Il nuovo allarme carestia lanciato oggi per Gaza evidenzia una realtà sconvolgente: la fame è stata trasformata in un’arma di guerra

I palestinesi non stanno semplicemente soffrendo la fame: vengono deliberatamente affamati

Da oltre due mesi, Israele ha imposto un blocco totale all’ingresso di cibo, medicinali e beni essenziali a Gaza, distruggendo anche le fonti locali di sostentamento. Oggi, il nuovo rapporto dell’IPC, organismo sostenuto dalle Nazioni Unite, avverte che almeno 500.000 persone sono a un passo dalla fame estrema, a meno che la comunità internazionale non intervenga immediatamente.

Secondo il rapporto, il 93% della popolazione di Gaza affronta una grave insicurezza alimentare, con livelli di fame mai registrati prima.

La crisi non è imminente: è già in corso.

Medici sul campo riferiscono che decine di persone – soprattutto bambini piccoli – sono già morte di fame nelle ultime settimane. La maggior parte delle famiglie sopravvive senza mangiare per intere giornate. Molti rovistano nei rifiuti alla ricerca di qualsiasi cosa da mangiare. Con la scarsità crescente, i prezzi sono schizzati alle stelle: alcuni alimenti base, come la farina, sono aumentati del 3000% da quando i valichi sono stati chiusi.

L’esperienza dimostra che le dichiarazioni ufficiali di carestia arrivano spesso troppo tardi, quando molte vite sono già state perse.

Ma questa crisi non è inevitabile: è una conseguenza di scelte politiche.

I camion carichi di aiuti alimentari e medicinali sono bloccati a pochi chilometri da bambini che stanno morendo di fame, trattenuti da un assedio che non conosce tregua.

Non ci sono più scuse per restare in silenzio.

Ogni minuto in più in cui l’assedio resta in vigore, altre vite vengono messe a rischio. I governi di tutto il mondo devono agire subito: chiedere un cessate il fuoco, la fine dell’assedio e l’accesso umanitario completo e sicuro a Gaza.

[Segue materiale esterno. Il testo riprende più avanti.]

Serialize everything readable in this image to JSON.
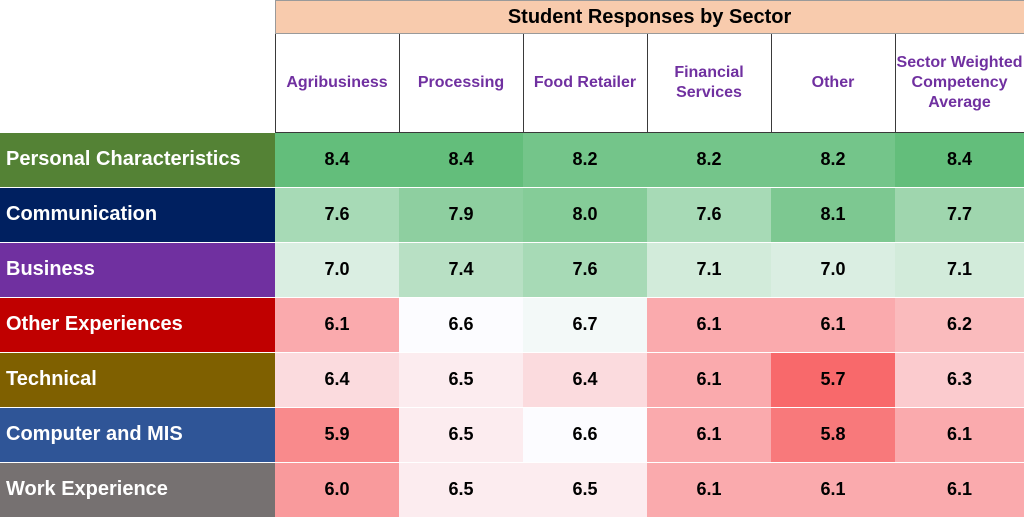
{
  "chart_data": {
    "type": "heatmap",
    "title": "Student Responses by Sector",
    "columns": [
      "Agribusiness",
      "Processing",
      "Food Retailer",
      "Financial Services",
      "Other",
      "Sector Weighted Competency Average"
    ],
    "rows": [
      {
        "name": "Personal Characteristics",
        "color": "#548235",
        "values": [
          8.4,
          8.4,
          8.2,
          8.2,
          8.2,
          8.4
        ]
      },
      {
        "name": "Communication",
        "color": "#002060",
        "values": [
          7.6,
          7.9,
          8.0,
          7.6,
          8.1,
          7.7
        ]
      },
      {
        "name": "Business",
        "color": "#7030a0",
        "values": [
          7.0,
          7.4,
          7.6,
          7.1,
          7.0,
          7.1
        ]
      },
      {
        "name": "Other Experiences",
        "color": "#c00000",
        "values": [
          6.1,
          6.6,
          6.7,
          6.1,
          6.1,
          6.2
        ]
      },
      {
        "name": "Technical",
        "color": "#7f6000",
        "values": [
          6.4,
          6.5,
          6.4,
          6.1,
          5.7,
          6.3
        ]
      },
      {
        "name": "Computer and MIS",
        "color": "#2f5597",
        "values": [
          5.9,
          6.5,
          6.6,
          6.1,
          5.8,
          6.1
        ]
      },
      {
        "name": "Work Experience",
        "color": "#767171",
        "values": [
          6.0,
          6.5,
          6.5,
          6.1,
          6.1,
          6.1
        ]
      }
    ],
    "color_scale": {
      "low": "#f8696b",
      "mid": "#fcfcff",
      "high": "#63be7b",
      "min": 5.7,
      "mid_value": 6.6,
      "max": 8.4
    }
  }
}
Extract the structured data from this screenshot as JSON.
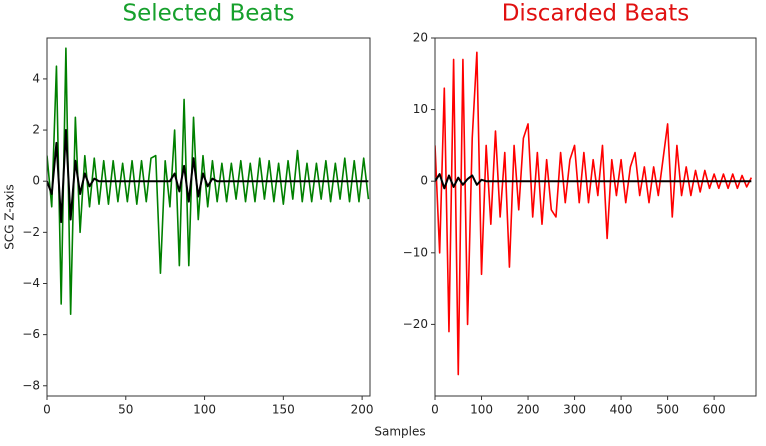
{
  "chart_data": [
    {
      "type": "line",
      "title": "Selected Beats",
      "title_color": "#16a02c",
      "ylabel": "SCG Z-axis",
      "xlabel": "Samples",
      "xlim": [
        0,
        205
      ],
      "ylim": [
        -8.4,
        5.6
      ],
      "xticks": [
        0,
        50,
        100,
        150,
        200
      ],
      "yticks": [
        {
          "value": -8,
          "label": "−8"
        },
        {
          "value": -6,
          "label": "−6"
        },
        {
          "value": -4,
          "label": "−4"
        },
        {
          "value": -2,
          "label": "−2"
        },
        0,
        2,
        4
      ],
      "x": [
        0,
        3,
        6,
        9,
        12,
        15,
        18,
        21,
        24,
        27,
        30,
        33,
        36,
        39,
        42,
        45,
        48,
        51,
        54,
        57,
        60,
        63,
        66,
        69,
        72,
        75,
        78,
        81,
        84,
        87,
        90,
        93,
        96,
        99,
        102,
        105,
        108,
        111,
        114,
        117,
        120,
        123,
        126,
        129,
        132,
        135,
        138,
        141,
        144,
        147,
        150,
        153,
        156,
        159,
        162,
        165,
        168,
        171,
        174,
        177,
        180,
        183,
        186,
        189,
        192,
        195,
        198,
        201,
        204
      ],
      "series": [
        {
          "color": "#008000",
          "values": [
            1,
            -1,
            4.5,
            -4.8,
            5.2,
            -5.2,
            2.5,
            -2,
            1,
            -1,
            0.9,
            -0.9,
            0.8,
            -0.9,
            0.8,
            -0.8,
            0.7,
            -0.8,
            0.8,
            -0.9,
            0.8,
            -0.8,
            0.9,
            1,
            -3.6,
            0.8,
            -1,
            2,
            -3.3,
            3.2,
            -3.3,
            2.5,
            -1.5,
            1,
            -1,
            0.8,
            -0.8,
            0.7,
            -0.8,
            0.7,
            -0.7,
            0.8,
            -0.8,
            0.7,
            -0.8,
            0.9,
            -0.7,
            0.8,
            -0.8,
            0.7,
            -0.9,
            0.8,
            -0.7,
            1.2,
            -0.8,
            0.7,
            -0.8,
            0.7,
            -0.7,
            0.8,
            -0.8,
            0.7,
            -0.7,
            0.9,
            -0.8,
            0.8,
            -0.8,
            0.9,
            -0.7
          ]
        },
        {
          "color": "#000000",
          "values": [
            0,
            -0.5,
            1.5,
            -1.6,
            2,
            -1.5,
            0.8,
            -0.5,
            0.3,
            -0.2,
            0.1,
            0,
            0,
            0,
            0,
            0,
            0,
            0,
            0,
            0,
            0,
            0,
            0,
            0,
            0,
            0,
            0,
            0.3,
            -0.4,
            0.6,
            -0.8,
            0.9,
            -0.6,
            0.3,
            -0.2,
            0.1,
            0,
            0,
            0,
            0,
            0,
            0,
            0,
            0,
            0,
            0,
            0,
            0,
            0,
            0,
            0,
            0,
            0,
            0,
            0,
            0,
            0,
            0,
            0,
            0,
            0,
            0,
            0,
            0,
            0,
            0,
            0,
            0,
            0
          ]
        }
      ]
    },
    {
      "type": "line",
      "title": "Discarded Beats",
      "title_color": "#e01010",
      "xlim": [
        0,
        690
      ],
      "ylim": [
        -30,
        20
      ],
      "xticks": [
        0,
        100,
        200,
        300,
        400,
        500,
        600
      ],
      "yticks": [
        {
          "value": -20,
          "label": "−20"
        },
        {
          "value": -10,
          "label": "−10"
        },
        0,
        10,
        20
      ],
      "x": [
        0,
        10,
        20,
        30,
        40,
        50,
        60,
        70,
        80,
        90,
        100,
        110,
        120,
        130,
        140,
        150,
        160,
        170,
        180,
        190,
        200,
        210,
        220,
        230,
        240,
        250,
        260,
        270,
        280,
        290,
        300,
        310,
        320,
        330,
        340,
        350,
        360,
        370,
        380,
        390,
        400,
        410,
        420,
        430,
        440,
        450,
        460,
        470,
        480,
        490,
        500,
        510,
        520,
        530,
        540,
        550,
        560,
        570,
        580,
        590,
        600,
        610,
        620,
        630,
        640,
        650,
        660,
        670,
        680
      ],
      "series": [
        {
          "color": "#ff0000",
          "values": [
            5,
            -10,
            13,
            -21,
            17,
            -27,
            17,
            -20,
            6,
            18,
            -13,
            5,
            -6,
            7,
            -5,
            4,
            -12,
            5,
            -4,
            6,
            8,
            -5,
            4,
            -6,
            3,
            -4,
            -5,
            4,
            -3,
            3,
            5,
            -3,
            4,
            -3,
            3,
            -2,
            5,
            -8,
            3,
            -2,
            3,
            -3,
            2,
            4,
            -2,
            2,
            -3,
            2,
            -2,
            3,
            8,
            -5,
            5,
            -2,
            2,
            -2,
            1.5,
            -1.5,
            1.5,
            -1,
            1,
            -1,
            1,
            -1,
            1,
            -1,
            0.8,
            -0.8,
            0.5
          ]
        },
        {
          "color": "#000000",
          "values": [
            0,
            1,
            -1,
            0.8,
            -0.8,
            0.5,
            -0.5,
            0.3,
            0.8,
            -0.5,
            0.2,
            0,
            0,
            0,
            0,
            0,
            0,
            0,
            0,
            0,
            0,
            0,
            0,
            0,
            0,
            0,
            0,
            0,
            0,
            0,
            0,
            0,
            0,
            0,
            0,
            0,
            0,
            0,
            0,
            0,
            0,
            0,
            0,
            0,
            0,
            0,
            0,
            0,
            0,
            0,
            0,
            0,
            0,
            0,
            0,
            0,
            0,
            0,
            0,
            0,
            0,
            0,
            0,
            0,
            0,
            0,
            0,
            0,
            0
          ]
        }
      ]
    }
  ]
}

I piani annunciati per militarizzare la distribuzione degli aiuti non fermeranno la carestia – la aggraveranno. Trasformare gli aiuti umanitari in strumenti di controllo e pressione non è una risposta alla crisi: è parte del problema.

Solo la fine dell’assedio e la riapertura immediata dei valichi per gli aiuti umanitari possono evitare una catastrofe di proporzioni ancora più gravi.